Matsuzaka told reporters after the game that he was dealing with the same problem that affected his rehab progression both in spring training and again at the end of May, when he required a cortisone shot. The right-hander had been unable to throw a bullpen session between starts, and told reporters (through a translator) that his “body wasn’t in the condition it probably should have been.” He suggested that he would move immediately to have the problem treated once again.
Yet the forthcoming downtime, which will render him unavailable for at least one start in the final weekend of the first half and possibly more depending on whether the Sox place him on the disabled list, may serve as the effective endpoint of the pitcher’s time as a regular member of the Red Sox rotation.
His contract has dwindled to its last half-season. The idea of Matsuzaka’s upside and his long-term place in Boston no longer governs decision-making regarding his place in the rotation.

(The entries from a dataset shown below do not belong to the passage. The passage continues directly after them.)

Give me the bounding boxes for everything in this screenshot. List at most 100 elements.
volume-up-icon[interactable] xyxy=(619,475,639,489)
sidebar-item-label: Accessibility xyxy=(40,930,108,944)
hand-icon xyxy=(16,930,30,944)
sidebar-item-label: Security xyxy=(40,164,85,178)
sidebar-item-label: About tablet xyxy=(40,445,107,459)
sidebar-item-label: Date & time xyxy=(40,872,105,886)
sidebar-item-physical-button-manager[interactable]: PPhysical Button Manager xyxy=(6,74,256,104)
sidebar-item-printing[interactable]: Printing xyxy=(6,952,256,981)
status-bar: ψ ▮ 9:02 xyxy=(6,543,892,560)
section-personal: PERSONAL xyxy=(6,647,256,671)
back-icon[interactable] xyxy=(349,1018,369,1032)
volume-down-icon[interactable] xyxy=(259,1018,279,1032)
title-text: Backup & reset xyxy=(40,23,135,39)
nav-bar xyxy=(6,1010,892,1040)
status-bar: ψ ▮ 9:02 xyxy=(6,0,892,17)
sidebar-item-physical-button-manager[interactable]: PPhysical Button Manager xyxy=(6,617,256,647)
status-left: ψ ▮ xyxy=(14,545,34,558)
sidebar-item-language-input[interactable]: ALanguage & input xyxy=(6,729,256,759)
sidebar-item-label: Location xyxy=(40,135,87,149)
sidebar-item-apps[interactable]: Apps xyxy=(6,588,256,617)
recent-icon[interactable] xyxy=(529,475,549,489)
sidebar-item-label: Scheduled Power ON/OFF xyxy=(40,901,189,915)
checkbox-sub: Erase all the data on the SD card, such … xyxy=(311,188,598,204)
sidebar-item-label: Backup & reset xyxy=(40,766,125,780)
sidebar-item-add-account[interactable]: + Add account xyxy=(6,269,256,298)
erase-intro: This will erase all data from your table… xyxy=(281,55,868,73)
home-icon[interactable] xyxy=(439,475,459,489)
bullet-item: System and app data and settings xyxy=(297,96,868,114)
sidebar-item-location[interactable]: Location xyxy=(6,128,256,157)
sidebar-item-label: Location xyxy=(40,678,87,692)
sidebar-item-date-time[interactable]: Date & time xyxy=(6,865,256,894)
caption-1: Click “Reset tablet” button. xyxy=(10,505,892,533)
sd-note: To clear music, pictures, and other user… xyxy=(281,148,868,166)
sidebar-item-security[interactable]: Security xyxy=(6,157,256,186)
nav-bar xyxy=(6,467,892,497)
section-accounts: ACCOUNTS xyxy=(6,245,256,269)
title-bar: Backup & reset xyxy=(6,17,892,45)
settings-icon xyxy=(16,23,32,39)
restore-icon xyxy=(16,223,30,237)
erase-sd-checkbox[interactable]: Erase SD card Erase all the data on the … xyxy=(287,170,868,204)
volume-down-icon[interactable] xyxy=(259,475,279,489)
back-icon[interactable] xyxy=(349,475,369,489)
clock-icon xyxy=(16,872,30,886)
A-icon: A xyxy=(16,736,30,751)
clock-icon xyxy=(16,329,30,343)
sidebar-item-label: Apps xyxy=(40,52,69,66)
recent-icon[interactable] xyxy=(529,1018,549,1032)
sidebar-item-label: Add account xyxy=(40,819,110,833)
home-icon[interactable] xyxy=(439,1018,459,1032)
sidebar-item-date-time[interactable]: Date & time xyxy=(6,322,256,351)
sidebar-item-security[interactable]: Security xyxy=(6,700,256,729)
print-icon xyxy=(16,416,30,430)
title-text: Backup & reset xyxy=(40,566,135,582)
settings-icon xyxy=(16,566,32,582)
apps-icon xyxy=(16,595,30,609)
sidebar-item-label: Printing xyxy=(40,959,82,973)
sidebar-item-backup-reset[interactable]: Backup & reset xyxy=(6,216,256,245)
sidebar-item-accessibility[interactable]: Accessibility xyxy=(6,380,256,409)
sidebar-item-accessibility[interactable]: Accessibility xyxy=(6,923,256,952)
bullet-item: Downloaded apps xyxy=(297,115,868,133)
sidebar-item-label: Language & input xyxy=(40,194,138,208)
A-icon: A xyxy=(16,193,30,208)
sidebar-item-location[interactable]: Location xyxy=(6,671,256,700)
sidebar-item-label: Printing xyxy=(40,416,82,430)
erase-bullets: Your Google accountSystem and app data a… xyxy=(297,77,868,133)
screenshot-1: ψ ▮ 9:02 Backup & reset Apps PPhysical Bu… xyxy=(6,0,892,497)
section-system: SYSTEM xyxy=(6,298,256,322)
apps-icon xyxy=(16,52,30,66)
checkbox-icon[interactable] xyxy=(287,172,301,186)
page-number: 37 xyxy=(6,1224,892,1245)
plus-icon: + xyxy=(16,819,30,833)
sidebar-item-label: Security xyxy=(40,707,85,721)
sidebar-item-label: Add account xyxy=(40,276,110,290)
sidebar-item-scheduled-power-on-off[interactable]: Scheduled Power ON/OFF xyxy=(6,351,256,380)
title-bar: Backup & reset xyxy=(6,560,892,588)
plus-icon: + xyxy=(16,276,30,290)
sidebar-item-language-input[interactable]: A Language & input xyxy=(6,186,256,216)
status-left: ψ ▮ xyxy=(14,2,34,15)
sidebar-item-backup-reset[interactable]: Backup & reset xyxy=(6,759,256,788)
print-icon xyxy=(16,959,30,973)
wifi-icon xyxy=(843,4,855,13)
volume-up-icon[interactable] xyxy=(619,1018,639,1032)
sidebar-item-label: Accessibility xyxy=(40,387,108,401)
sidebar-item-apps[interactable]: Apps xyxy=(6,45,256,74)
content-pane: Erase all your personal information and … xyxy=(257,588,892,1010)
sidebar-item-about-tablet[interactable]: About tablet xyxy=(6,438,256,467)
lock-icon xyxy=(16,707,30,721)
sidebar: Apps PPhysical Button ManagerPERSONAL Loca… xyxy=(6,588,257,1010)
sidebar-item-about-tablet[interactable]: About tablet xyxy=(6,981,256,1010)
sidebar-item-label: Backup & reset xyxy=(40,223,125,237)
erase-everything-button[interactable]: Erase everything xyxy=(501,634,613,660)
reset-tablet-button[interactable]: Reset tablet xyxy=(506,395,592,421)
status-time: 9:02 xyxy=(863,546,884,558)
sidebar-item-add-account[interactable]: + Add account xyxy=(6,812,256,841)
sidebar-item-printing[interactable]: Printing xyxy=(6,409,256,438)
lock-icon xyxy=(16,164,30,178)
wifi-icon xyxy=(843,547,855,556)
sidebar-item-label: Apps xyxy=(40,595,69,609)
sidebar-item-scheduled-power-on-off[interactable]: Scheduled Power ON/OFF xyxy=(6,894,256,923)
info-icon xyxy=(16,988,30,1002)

Need (whether created by the health or effectiveness of other starters) could still result in more starts for Matsuzaka. Obligation will not.
There is a game of musical chairs in play with the Red Sox rotation, at a time when Jon Lester and Josh Beckett are the staples, Clay Buchholz will join them whenever he is healthy, Felix Doubront has asserted himself (his recent struggles notwithstanding), Franklin Morales has dazzled in his rotation trial and Aaron Cook likewise was masterful in his most recent start.
Matsuzaka, until Monday’s struggle, had been serviceable. But just as was the case three years ago in Oakland, he walked off the mound with a question mark hanging over his head, a prevailing uncertainty about what he might be able to provide going forward. In the past, the Sox have always felt compelled to let the question play itself out with some semblance of an answer. But now, the compulsion may yield to a more pragmatic approach.
There remains a chance that Matsuzaka reasserts himself after getting his neck treated. Perhaps Doubront's innings will need to be managed, or Morales will prove a flash in the pan, or Buchholz will remain sidelined for longer than expected. And perhaps, after receiving treatment, Matsuzaka will be able to go on the same sort of effective run that characterized his performance in Triple-A and the majors in the month of June.
But perhaps not. There is an increasingly real chance that Matsuzaka’s days as a relied-upon rotation member in Boston might be done. A pitcher who was acquired to be an anchor is instead finishing his Red Sox career somewhat adrift, pushed by the currents of other members of the rotation rather than defining his own route.